Né come mi sentivo, né se avevo bisogno di aiuto.
Era come se neanche esistessi, tranne nelle partite dove venivano tutte a fare le lecchine per i miei punti fatti.
 
Attacchi, appoggi, palleggi.
L’allenamento si concluse e mi aspettava di nuovo una giornata come tutte le altre.
Mi cambiai e uscii dall’edificio, senza neanche salutare forse le mie uniche conoscenti.
Mi addentrai nella favolosa città, cercando qualcosa che avrebbe suscitato ancora dei sentimenti in me.
Ma ormai niente era più in grado.
Mi sedetti in un piccolo bar affacciato sulla piazza principale, sempre lo stesso.
“Buongiorno Mad!” Mi disse Anita, la cameriera, raggiante come sempre.
“Ehi! Sì, buongiorno anche a te” Le risposi fingendo un piccolo sorriso.
“Il solito?”
“Il solito An, il solito.”
Ormai “solito” era diventato l’aggettivo della mia vita da ben quattro mesi,  e diventava ogni giorno più  pesante da sopportare.
Aspettai la mia colazione, poi presi il cellulare dalla borsa.
Decisi di scrivere un messaggio, in fondo io non ero mai stata una ragazza debole.
Mi ero sempre fatta coraggio, e questo era un altro di quei momenti.
Messaggi.
Componi messaggio.
“Ehi.
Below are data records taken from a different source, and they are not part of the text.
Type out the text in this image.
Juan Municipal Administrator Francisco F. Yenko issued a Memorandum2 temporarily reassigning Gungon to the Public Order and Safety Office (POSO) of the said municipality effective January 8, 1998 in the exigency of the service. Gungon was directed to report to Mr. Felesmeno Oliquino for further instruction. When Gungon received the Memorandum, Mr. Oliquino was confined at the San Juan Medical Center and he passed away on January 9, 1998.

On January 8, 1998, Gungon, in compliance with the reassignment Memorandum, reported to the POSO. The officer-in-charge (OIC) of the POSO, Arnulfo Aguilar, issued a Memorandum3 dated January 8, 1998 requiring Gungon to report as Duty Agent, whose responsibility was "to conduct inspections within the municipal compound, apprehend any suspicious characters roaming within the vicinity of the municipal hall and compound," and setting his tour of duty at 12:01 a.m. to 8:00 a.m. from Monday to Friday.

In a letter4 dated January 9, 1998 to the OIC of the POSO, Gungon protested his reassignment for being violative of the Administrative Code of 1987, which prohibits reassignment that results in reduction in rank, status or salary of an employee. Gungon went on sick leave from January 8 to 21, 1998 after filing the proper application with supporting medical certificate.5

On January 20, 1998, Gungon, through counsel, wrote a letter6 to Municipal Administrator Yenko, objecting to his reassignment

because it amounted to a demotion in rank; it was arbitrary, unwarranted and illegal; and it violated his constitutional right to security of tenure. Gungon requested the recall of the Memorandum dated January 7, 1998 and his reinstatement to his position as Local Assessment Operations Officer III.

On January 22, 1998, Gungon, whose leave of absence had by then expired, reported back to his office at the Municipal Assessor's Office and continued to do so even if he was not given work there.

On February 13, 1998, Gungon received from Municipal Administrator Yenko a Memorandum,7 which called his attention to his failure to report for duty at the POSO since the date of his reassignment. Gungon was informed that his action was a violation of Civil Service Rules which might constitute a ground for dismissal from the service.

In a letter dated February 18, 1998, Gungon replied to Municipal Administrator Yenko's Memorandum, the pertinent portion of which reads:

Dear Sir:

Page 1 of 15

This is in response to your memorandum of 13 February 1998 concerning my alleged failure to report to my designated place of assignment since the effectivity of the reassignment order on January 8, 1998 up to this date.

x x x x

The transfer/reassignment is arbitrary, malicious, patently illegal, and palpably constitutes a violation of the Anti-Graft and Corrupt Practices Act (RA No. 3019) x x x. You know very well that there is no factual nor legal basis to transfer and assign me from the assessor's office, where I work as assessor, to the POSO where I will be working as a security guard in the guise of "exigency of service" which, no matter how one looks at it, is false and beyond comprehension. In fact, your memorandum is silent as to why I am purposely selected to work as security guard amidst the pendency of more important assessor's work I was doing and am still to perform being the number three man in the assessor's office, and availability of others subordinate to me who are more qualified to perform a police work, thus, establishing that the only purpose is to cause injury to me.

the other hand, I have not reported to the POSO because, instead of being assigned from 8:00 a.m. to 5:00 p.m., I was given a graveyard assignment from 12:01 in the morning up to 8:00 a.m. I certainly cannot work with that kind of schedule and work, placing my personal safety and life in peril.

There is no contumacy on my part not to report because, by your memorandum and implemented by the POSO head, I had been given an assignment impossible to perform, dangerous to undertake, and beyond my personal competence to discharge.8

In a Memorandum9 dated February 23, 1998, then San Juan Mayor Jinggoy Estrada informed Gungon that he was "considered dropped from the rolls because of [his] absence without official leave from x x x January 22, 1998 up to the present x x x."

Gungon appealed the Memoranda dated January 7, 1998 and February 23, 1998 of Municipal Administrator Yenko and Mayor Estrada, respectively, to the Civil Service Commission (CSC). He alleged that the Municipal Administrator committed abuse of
Non so se ti ricordi ancora di me, ma oggi è un giorno importante per tutti e due. Forse.. Volevo solo dirti Buon Compleanno. Auguri Liam.”
Opzioni.
Invia.
Invio in corso.
Messaggio inviato.
 
Riposi il cellulare nella borsa e fissai il vuoto.
Neanche volessi cercarlo tra l’immensa folla della città.
Ma forse era così, in me la speranza ci era sempre stata e c’era ancora.
La speranza è l’ultima a morire, no?